Volcanoes are part of the natural environment; for this reason interactions between humans and volcanoes are inevitable. Developing a sustainable strategy for volcanic risk mitigation is thus necessary for communities inhabiting volcanically active areas. Defining strategies as successful requires a perspective that includes not only modern studies of both successes and failures in handling volcanic crises, but also evaluation of past cultures through integration of volcanological studies with archaeological investigations, which provide physical evidence for site abandonment, migrations and cultural change, anthropological studies of societal responses to past and recent volcanic eruptions, and oral traditions, which encode important geologic observations and place disastrous events within the context of cultural beliefs. Together, integration of modern strategies of volcano monitoring and prediction with lessons learned from past events can help us to design an approach to volcanic hazard mitigation that includes the needs of local communities as well as improved resilience of distal communities to disruption posed by far-reaching hazards, such as volcanic ash clouds.

Speaker

Kathy Cashman (Bristol University)

Biography

Katharine Cashman is a volcanologist who studies links between chemical and physical factors that control magma ascent, eruption, and emplacement on the Earth’s surface.

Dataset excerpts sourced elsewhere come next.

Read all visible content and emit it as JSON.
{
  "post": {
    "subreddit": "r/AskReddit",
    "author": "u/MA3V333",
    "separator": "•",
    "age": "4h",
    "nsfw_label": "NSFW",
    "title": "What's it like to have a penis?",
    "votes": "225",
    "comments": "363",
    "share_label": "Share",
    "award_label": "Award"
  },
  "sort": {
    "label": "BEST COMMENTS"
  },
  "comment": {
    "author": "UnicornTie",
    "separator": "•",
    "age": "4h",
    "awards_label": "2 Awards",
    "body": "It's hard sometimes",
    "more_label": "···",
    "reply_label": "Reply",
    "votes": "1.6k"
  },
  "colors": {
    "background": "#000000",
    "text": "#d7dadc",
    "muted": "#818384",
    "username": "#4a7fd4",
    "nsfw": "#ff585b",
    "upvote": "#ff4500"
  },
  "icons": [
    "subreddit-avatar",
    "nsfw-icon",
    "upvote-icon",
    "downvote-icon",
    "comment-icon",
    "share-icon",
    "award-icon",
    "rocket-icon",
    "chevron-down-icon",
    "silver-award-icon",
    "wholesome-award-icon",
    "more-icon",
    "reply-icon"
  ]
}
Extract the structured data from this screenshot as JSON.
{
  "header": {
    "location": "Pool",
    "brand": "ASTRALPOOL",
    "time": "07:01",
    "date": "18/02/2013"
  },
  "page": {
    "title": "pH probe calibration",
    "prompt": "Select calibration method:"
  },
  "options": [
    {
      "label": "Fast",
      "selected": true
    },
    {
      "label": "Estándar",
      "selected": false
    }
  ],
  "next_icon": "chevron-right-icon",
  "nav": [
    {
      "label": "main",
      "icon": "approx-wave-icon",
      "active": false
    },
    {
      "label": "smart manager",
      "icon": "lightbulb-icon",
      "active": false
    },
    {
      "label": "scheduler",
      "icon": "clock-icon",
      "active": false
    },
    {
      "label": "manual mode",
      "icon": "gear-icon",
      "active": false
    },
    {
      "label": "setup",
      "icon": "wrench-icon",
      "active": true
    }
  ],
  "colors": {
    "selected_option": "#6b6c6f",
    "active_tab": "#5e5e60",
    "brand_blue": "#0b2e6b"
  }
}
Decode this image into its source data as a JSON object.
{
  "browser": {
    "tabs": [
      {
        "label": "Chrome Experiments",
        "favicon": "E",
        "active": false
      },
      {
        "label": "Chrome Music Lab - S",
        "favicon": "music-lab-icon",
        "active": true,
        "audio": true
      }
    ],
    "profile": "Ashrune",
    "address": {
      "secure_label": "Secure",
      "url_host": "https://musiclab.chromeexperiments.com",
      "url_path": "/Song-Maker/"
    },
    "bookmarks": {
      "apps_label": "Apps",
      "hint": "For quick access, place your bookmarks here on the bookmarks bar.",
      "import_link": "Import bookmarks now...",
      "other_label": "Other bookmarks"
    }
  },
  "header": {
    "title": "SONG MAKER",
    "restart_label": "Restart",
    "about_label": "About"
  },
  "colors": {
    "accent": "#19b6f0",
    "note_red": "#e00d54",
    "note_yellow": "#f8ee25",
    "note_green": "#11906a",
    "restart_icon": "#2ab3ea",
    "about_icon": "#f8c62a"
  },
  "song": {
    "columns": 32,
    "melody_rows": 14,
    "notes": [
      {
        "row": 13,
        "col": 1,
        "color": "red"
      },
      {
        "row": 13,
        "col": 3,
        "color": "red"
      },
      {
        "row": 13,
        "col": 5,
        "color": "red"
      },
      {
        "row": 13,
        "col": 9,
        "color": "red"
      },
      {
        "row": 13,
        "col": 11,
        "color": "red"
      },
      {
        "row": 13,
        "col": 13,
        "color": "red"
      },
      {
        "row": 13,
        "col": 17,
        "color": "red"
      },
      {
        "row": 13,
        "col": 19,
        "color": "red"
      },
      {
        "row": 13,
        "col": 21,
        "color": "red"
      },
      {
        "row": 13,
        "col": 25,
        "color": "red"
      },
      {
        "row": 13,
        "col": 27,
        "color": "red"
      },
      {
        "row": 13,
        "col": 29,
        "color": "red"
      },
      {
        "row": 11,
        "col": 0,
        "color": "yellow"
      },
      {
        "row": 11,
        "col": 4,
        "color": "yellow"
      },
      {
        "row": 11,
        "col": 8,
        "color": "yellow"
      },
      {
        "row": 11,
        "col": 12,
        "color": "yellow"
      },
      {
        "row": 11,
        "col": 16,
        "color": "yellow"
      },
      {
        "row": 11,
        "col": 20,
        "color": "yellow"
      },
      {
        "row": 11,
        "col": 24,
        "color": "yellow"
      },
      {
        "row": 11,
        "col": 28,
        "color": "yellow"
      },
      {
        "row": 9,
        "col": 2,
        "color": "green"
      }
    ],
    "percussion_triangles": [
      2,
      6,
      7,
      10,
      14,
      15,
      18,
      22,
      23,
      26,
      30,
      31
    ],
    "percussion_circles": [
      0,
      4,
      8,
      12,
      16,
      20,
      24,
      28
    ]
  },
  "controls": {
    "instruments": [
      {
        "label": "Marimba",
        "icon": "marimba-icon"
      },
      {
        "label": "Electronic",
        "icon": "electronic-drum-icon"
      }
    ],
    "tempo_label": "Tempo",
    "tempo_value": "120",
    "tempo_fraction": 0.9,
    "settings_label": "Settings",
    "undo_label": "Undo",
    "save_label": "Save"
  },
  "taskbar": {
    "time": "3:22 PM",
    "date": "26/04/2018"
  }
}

She received her doctorate from The Johns Hopkins University in 1986 and accepted a faculty position at Princeton University, where she stayed for 5 years. In 1991 she moved to the University of Oregon, where she holds the position of Philip H. Knight Distinguished Professor of Natural Sciences in the Department of Geological Sciences. In 2011, she took a leave from the University of Oregon to move to the University of Bristol, where she holds the position of AXA Research Professor. She has studied volcanoes on six of the seven continents (and has visited volcanoes on the seventh!), has explored a wide range of eruption styles (including active submarine volcanism), and has served on the Scientific Advisory Committee for the ongoing Soufriere Hills eruption on the island of Montserrat. She is a Fellow of the American Geophysical Union (AGU) and the American Academy of Arts and Sciences, and has been awarded the Bowen Award from the Volcanology, Geochemistry and Petrology section of the AGU as well as an Honorary Doctorate in Science from Middlebury College, VT.

Sponsor

Shell

Event Details

Date: 26 September 2012
Venue: The Geological Society, London
Speaker: Kathy Cashman

Downloads

Contact

Naomi Newbold
Tel: 020 7432 0981
[email protected]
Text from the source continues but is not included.